Thursday, January 25, 2024

Basic Bitcoin: An Investor's Perspective

 

As an investor with a background in corporate finance, my approach to Bitcoin is based on both appreciation for its technology and a keen awareness of associated risks. Despite the different opinions on Bitcoin, I have a small high-risk allocation in both my taxable and non-taxable (IRA) portfolios. Here's a short breakdown of my views on Bitcoin:

Risks Associate with Bitcoin:

Regulatory Ambiguity - The lack of clear regulations and the application of outdated rules to new technologies pose significant risk.

Lack of Understanding - The industry's complexity and misconceptions surrounding Bitcoin contribute to it's risk.

Evolving Ecosystem - The rapidly changing landscape of cryptocurrency, being relatively new introduces uncertainty.

Price Volatility - Bitcoin and other cryptocurrencies exhibit aggressive and rapid price movements which adds to the risk. 
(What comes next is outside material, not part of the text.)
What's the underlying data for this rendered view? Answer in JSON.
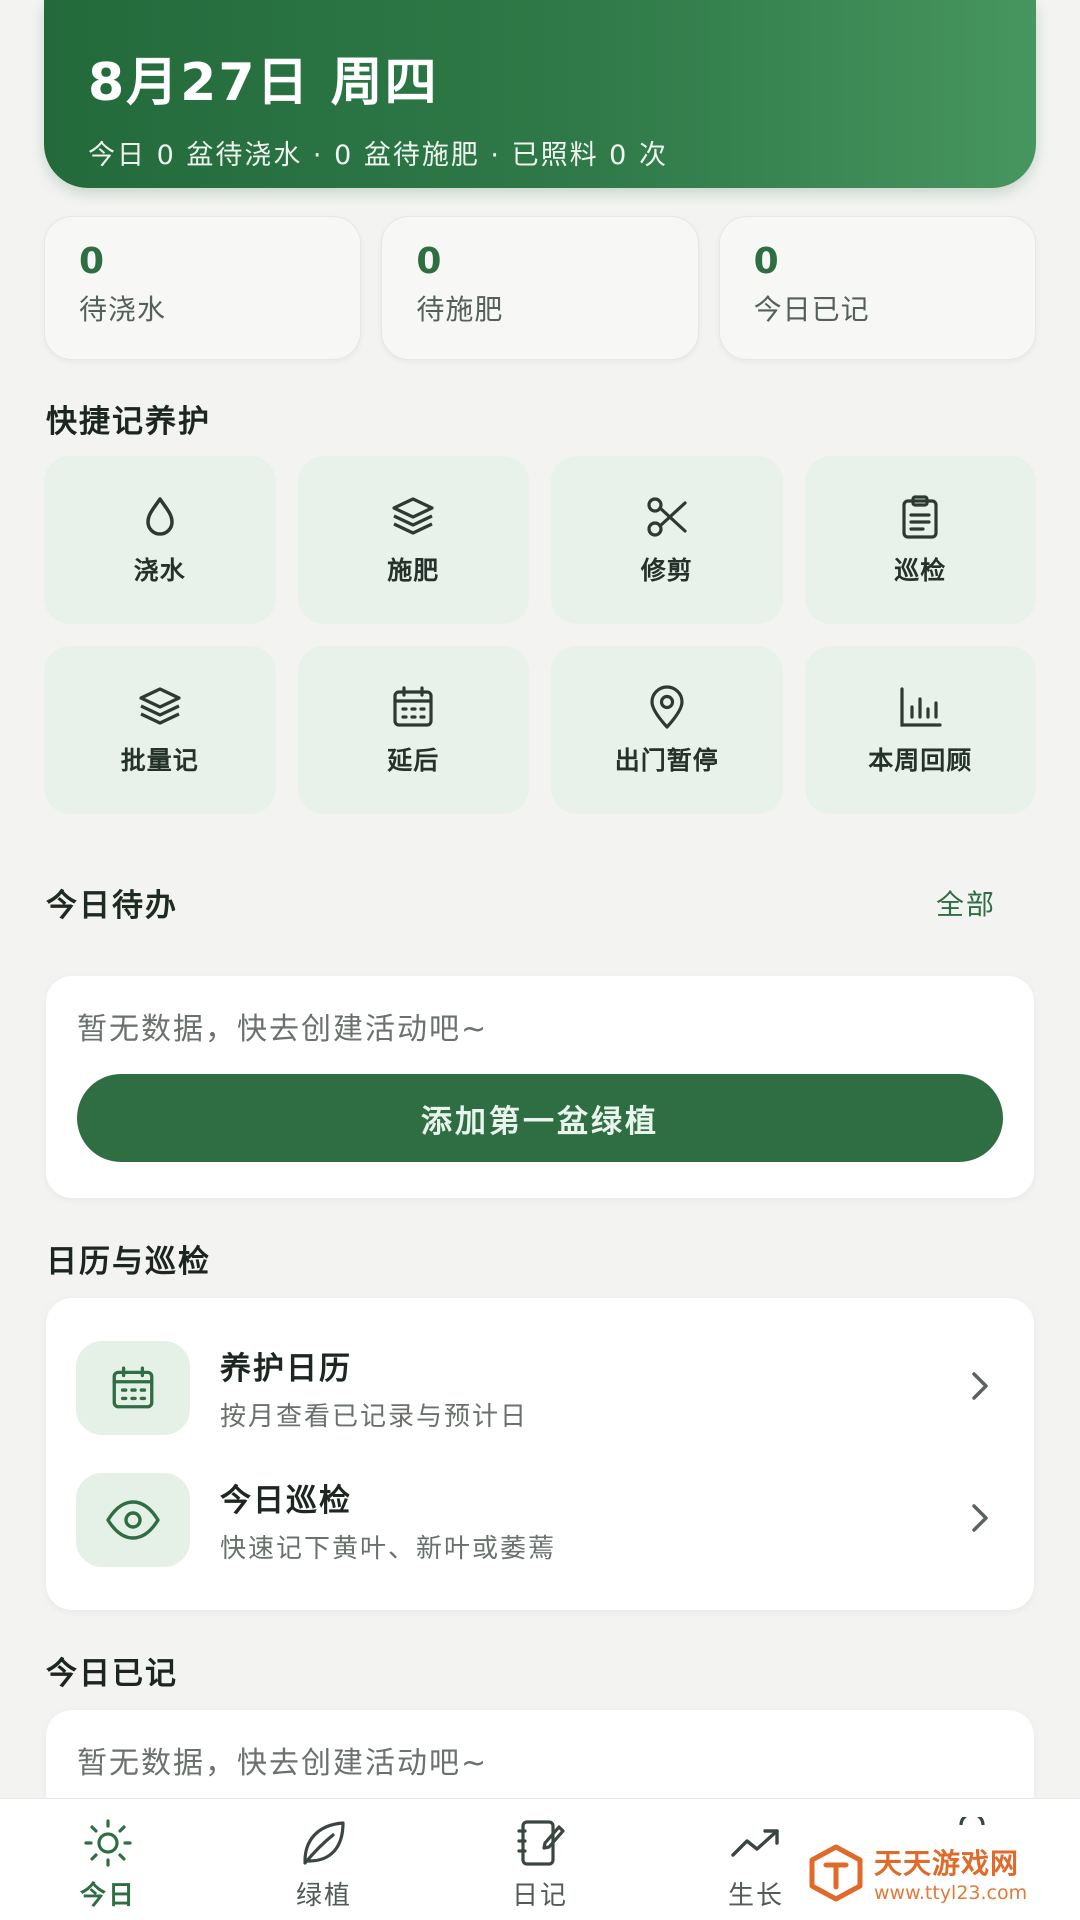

Own Worse Enemy - There continues to be a "bro", "hustler", "scammy" personality associated with the industry and some promoters. This is not unique to Bitcoin or other cryptocurrencies and with the involvement in more traditional financial industries this will moderate over time.  However, this personality turns away many.

The Way I Invest:

Investing in Bitcoin or cryptocurrencies is not a casual investment. It requires a basic understanding of the asset and your must risk tolerance. I study the industry regularly,  use dollar cost averaging, and don't try to time the market when investing. Finally, I have an set percentage allocation specifically for high-risk investments and a portion of this is Bitcoin. I encourage others to do the same if thinking about investing in Bitcoin. It should not be your only investment and don't go into it blindly.

Common Misconception:

Contrary to some beliefs associated with Bitcoin with illegal activities, it serves legitimate purposes globally. Falling for fear, uncertainty and doubt (FUD) can cloud your judgement. While Bitcoin has been misused and associated with bad actors, so have other fiat currencies. 

Use Cases for Bitcoin:

Investment - In the USA, Bitcoin's primary use case IMHO is as a buy & hold investment, providing a non-correlated asset in your portfolio. This can be both a store of value or long term growth approach.
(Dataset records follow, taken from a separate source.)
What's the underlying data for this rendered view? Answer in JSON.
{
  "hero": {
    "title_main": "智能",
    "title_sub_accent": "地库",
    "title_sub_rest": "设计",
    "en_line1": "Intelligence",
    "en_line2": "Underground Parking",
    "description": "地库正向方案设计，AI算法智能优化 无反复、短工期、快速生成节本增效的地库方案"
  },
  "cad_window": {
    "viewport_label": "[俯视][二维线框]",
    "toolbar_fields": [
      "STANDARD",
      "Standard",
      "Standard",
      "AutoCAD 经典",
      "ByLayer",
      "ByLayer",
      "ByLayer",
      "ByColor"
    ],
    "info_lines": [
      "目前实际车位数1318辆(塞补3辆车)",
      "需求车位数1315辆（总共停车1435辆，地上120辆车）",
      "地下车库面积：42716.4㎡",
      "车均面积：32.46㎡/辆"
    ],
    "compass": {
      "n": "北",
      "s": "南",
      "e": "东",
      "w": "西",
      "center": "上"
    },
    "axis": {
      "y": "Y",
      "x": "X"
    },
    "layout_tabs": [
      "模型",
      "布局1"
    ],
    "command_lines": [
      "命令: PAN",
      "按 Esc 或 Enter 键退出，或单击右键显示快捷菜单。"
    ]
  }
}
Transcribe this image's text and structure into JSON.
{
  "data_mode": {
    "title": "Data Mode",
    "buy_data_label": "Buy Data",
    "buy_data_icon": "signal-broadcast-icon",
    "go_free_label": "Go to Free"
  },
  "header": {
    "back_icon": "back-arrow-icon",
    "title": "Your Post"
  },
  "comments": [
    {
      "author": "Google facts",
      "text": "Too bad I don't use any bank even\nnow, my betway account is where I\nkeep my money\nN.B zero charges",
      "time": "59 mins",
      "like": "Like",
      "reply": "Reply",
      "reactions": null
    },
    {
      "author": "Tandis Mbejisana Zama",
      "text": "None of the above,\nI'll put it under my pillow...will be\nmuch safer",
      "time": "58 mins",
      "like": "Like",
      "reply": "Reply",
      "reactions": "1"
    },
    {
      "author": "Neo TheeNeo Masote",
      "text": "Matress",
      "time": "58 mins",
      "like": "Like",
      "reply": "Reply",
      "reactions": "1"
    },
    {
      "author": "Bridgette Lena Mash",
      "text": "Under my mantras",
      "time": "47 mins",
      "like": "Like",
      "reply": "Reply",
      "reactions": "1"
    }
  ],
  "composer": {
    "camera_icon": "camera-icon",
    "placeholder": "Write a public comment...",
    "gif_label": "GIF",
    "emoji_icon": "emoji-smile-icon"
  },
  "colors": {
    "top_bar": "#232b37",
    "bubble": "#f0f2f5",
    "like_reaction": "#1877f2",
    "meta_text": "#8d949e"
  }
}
Medium of Exchange - While available but less relevant in the USA, Bitcoin serves as a medium of exchange (money), particularly in countries with political or economic instability. 
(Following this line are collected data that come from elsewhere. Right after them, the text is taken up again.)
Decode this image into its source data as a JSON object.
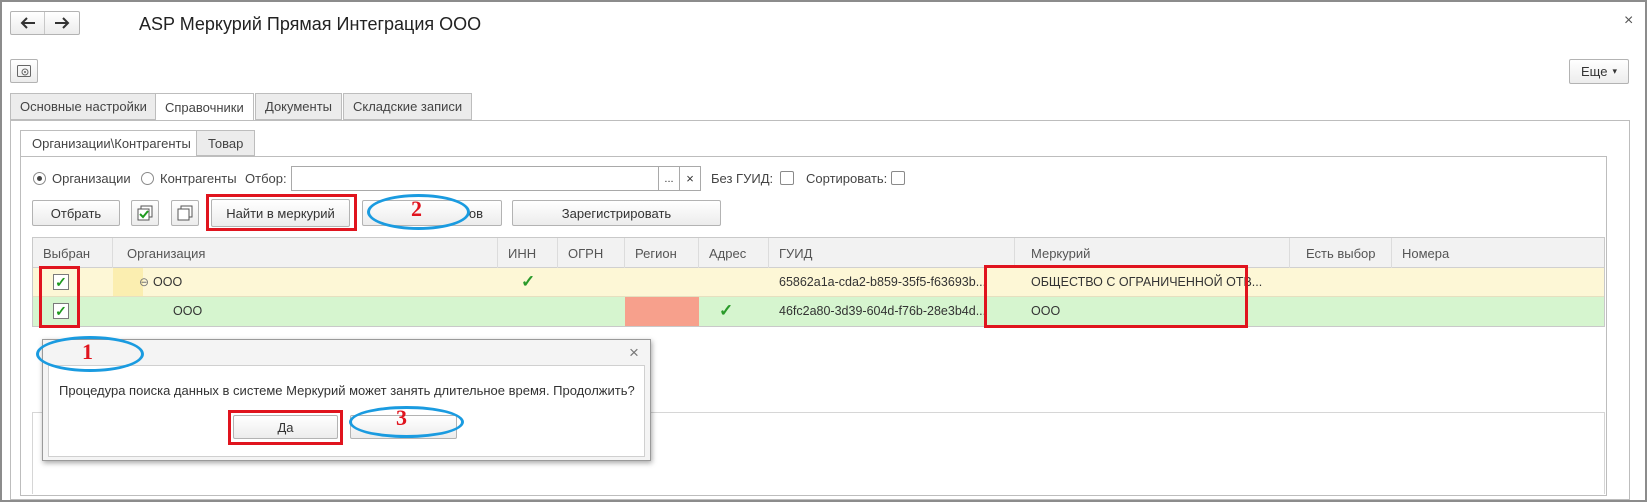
{
  "window": {
    "title": "ASP Меркурий Прямая Интеграция ООО",
    "back_icon": "arrow-left",
    "forward_icon": "arrow-right",
    "close_glyph": "×",
    "more_label": "Еще",
    "more_caret": "▾"
  },
  "tabs": [
    {
      "label": "Основные настройки",
      "active": false
    },
    {
      "label": "Справочники",
      "active": true
    },
    {
      "label": "Документы",
      "active": false
    },
    {
      "label": "Складские записи",
      "active": false
    }
  ],
  "subtabs": [
    {
      "label": "Организации\\Контрагенты",
      "active": true
    },
    {
      "label": "Товар",
      "active": false
    }
  ],
  "filter": {
    "radio_org": "Организации",
    "radio_contr": "Контрагенты",
    "selected": "Организации",
    "otbor_label": "Отбор:",
    "otbor_value": "",
    "select_btn": "...",
    "clear_btn": "×",
    "no_guid_label": "Без ГУИД:",
    "sort_label": "Сортировать:"
  },
  "toolbar": {
    "select_label": "Отбрать",
    "find_label": "Найти в меркурий",
    "hidden_label_suffix": "ов",
    "register_label": "Зарегистрировать"
  },
  "grid": {
    "columns": [
      "Выбран",
      "Организация",
      "ИНН",
      "ОГРН",
      "Регион",
      "Адрес",
      "ГУИД",
      "Меркурий",
      "Есть выбор",
      "Номера"
    ],
    "rows": [
      {
        "selected": true,
        "expander": "⊖",
        "org": "ООО",
        "inn_check": true,
        "ogrn": "",
        "region": "",
        "addr_check": false,
        "guid": "65862a1a-cda2-b859-35f5-f63693b...",
        "mercury": "ОБЩЕСТВО С ОГРАНИЧЕННОЙ ОТВ..."
      },
      {
        "selected": true,
        "expander": "",
        "org": "ООО",
        "inn_check": false,
        "ogrn": "",
        "region": "",
        "addr_check": true,
        "guid": "46fc2a80-3d39-604d-f76b-28e3b4d...",
        "mercury": "ООО"
      }
    ],
    "check_glyph": "✓",
    "colors": {
      "row1": "#fdf7d6",
      "row2": "#d6f5cf",
      "region_error": "#f7a08c"
    }
  },
  "dialog": {
    "message": "Процедура поиска данных в системе Меркурий может занять длительное время. Продолжить?",
    "yes_label": "Да",
    "no_label": "",
    "close_glyph": "×"
  },
  "annotations": {
    "marker_1": "1",
    "marker_2": "2",
    "marker_3": "3",
    "highlight_color": "#e0141e",
    "ellipse_color": "#1a9be0"
  }
}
International transactions - transacting purchases in a foreign currency can be VERY expensive and take a good amount of time through the traditional financial channels. Using Bitcoin (or stablecoins) significantly lowers the transaction cost and time if the seller and buyer accepts Bitcoin.

Purchasing Bitcoin:

Two accessible methods include online exchanges (e.g., Gemini, Kraken) and recently approved exchange-traded funds (EFTs) from traditional investment companies (e.g., Fidelity, Blackrock). EFTs offer exposure to Bitcoin prices without direct ownership. 

Personally, I do both. I buy Bitcoin thru Gemini & Kraken for my taxable accounts and EFTs for my retirement accounts.

Secure Handling of Bitcoin:

Consider self-custody by transferring Bitcoin to a hardware wallet for added control and security. While not mandatory it provides an extra layer of protection. Note, this is for Bitcoin purchased on an exchange. This does not apply to EFTs.

In conclusion, now may be a good time to look into Bitcoin. If you do be a smart investor and do your homework.